Publisher: Maaal International Media Company
License: 465734
The credit rating agency S&P has developed four scenarios to measure the impact of regional events on Gulf banks, namely: weak, moderate, significant, and severe pressure. The agency identified three risks that banks in the region may be exposed to, according to the continuation of the conflict in the region. These risks include: the exit of non-resident investors and the exit of foreign financing from the region, the slackening of local financing (which, according to the agency, will only happen in the event of exposure to severe pressure), and the increase in default rates on loans from companies and individuals. Based on the scenarios, the agency expects that 13 Gulf banks out of 45 banks included in the agency’s measurement list will record losses in the event of exposure to the scenario of significant pressures, due to regional events, and this number rises to 25 banks in the (extreme pressure) scenario, with cumulative losses reaching $24.6 billion.

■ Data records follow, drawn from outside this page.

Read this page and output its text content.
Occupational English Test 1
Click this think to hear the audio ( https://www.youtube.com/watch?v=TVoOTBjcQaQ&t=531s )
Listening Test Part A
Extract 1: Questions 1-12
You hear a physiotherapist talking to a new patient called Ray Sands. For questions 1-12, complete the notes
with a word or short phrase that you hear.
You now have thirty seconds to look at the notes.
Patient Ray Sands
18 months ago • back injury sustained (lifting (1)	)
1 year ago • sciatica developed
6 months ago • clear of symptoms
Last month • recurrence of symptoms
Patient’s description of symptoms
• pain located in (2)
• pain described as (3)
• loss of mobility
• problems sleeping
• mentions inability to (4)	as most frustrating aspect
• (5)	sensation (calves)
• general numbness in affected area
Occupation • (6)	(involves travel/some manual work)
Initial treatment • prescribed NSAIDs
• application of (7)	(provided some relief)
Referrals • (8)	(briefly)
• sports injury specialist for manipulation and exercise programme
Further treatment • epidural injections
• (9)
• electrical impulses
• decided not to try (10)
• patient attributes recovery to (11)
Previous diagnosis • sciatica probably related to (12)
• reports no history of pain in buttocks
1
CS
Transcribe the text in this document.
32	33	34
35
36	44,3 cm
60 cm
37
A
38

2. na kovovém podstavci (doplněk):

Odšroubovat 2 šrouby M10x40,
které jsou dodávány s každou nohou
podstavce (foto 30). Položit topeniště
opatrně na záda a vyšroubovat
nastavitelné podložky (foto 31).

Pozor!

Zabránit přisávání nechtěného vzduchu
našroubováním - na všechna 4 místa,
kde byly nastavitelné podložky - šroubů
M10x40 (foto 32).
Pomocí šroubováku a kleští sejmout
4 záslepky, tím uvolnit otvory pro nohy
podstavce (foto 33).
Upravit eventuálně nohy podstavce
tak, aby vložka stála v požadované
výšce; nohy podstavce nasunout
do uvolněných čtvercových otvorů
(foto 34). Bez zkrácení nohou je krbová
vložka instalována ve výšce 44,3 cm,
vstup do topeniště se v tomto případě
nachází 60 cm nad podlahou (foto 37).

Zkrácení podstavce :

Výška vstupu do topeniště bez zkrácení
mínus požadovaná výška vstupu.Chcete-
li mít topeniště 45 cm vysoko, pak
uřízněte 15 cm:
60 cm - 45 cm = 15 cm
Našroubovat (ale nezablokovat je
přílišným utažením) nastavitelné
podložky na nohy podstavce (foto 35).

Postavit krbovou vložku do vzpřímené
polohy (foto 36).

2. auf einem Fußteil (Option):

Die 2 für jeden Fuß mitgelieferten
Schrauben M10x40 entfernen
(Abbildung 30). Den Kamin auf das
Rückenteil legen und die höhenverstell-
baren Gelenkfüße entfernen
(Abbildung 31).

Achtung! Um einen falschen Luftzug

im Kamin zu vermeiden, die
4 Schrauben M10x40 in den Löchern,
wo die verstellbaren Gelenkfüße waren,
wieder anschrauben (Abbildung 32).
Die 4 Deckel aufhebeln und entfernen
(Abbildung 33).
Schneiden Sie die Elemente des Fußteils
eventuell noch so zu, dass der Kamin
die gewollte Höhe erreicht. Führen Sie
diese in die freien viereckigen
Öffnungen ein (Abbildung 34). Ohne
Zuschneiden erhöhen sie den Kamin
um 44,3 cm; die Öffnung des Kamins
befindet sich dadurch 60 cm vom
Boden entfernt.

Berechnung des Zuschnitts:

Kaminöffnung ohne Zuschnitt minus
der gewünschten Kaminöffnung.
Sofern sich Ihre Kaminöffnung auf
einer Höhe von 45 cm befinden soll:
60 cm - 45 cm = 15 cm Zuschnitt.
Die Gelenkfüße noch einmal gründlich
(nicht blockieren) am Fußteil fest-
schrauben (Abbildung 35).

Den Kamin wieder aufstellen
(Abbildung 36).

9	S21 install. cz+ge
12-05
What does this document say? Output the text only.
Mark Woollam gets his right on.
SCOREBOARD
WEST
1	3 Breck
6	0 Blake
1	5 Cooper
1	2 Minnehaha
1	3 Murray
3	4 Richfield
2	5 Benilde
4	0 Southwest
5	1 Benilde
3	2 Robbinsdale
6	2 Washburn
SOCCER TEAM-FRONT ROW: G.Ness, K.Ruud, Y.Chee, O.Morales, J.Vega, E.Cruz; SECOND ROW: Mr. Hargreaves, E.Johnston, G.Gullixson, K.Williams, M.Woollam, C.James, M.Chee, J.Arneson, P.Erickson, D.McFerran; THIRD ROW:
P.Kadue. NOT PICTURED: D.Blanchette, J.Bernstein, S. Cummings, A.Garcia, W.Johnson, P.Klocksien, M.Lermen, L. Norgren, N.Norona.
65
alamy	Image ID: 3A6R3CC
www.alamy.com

Earlier, S&P Global Ratings expected that Gulf banks will continue to perform strongly in 2024, provided that they are not exposed to unexpected challenges. The agency explained that the ratio of non-performing loans recorded 3.2% during the first half of 2024 compared to 3.1% in 2023, while the coverage of provisions for non-performing loans recorded 155.5% compared to 162.8% in the previous year. As for capital adequacy, it recorded 17.1% in the first half of 2024 compared to 17.3% in 2023, while loans to deposits recorded 94.6% compared to 93.9% last year. The return on assets also reached 1.74% compared to 1.65% in 2023, while the cost-to-income ratio was 35.7% compared to 36.9% last year. Looking ahead to 2025, the agency notes that interest rate cuts could squeeze banks’ profit margins, but asset quality is expected to remain generally supportive, helping banks maintain good levels of stability.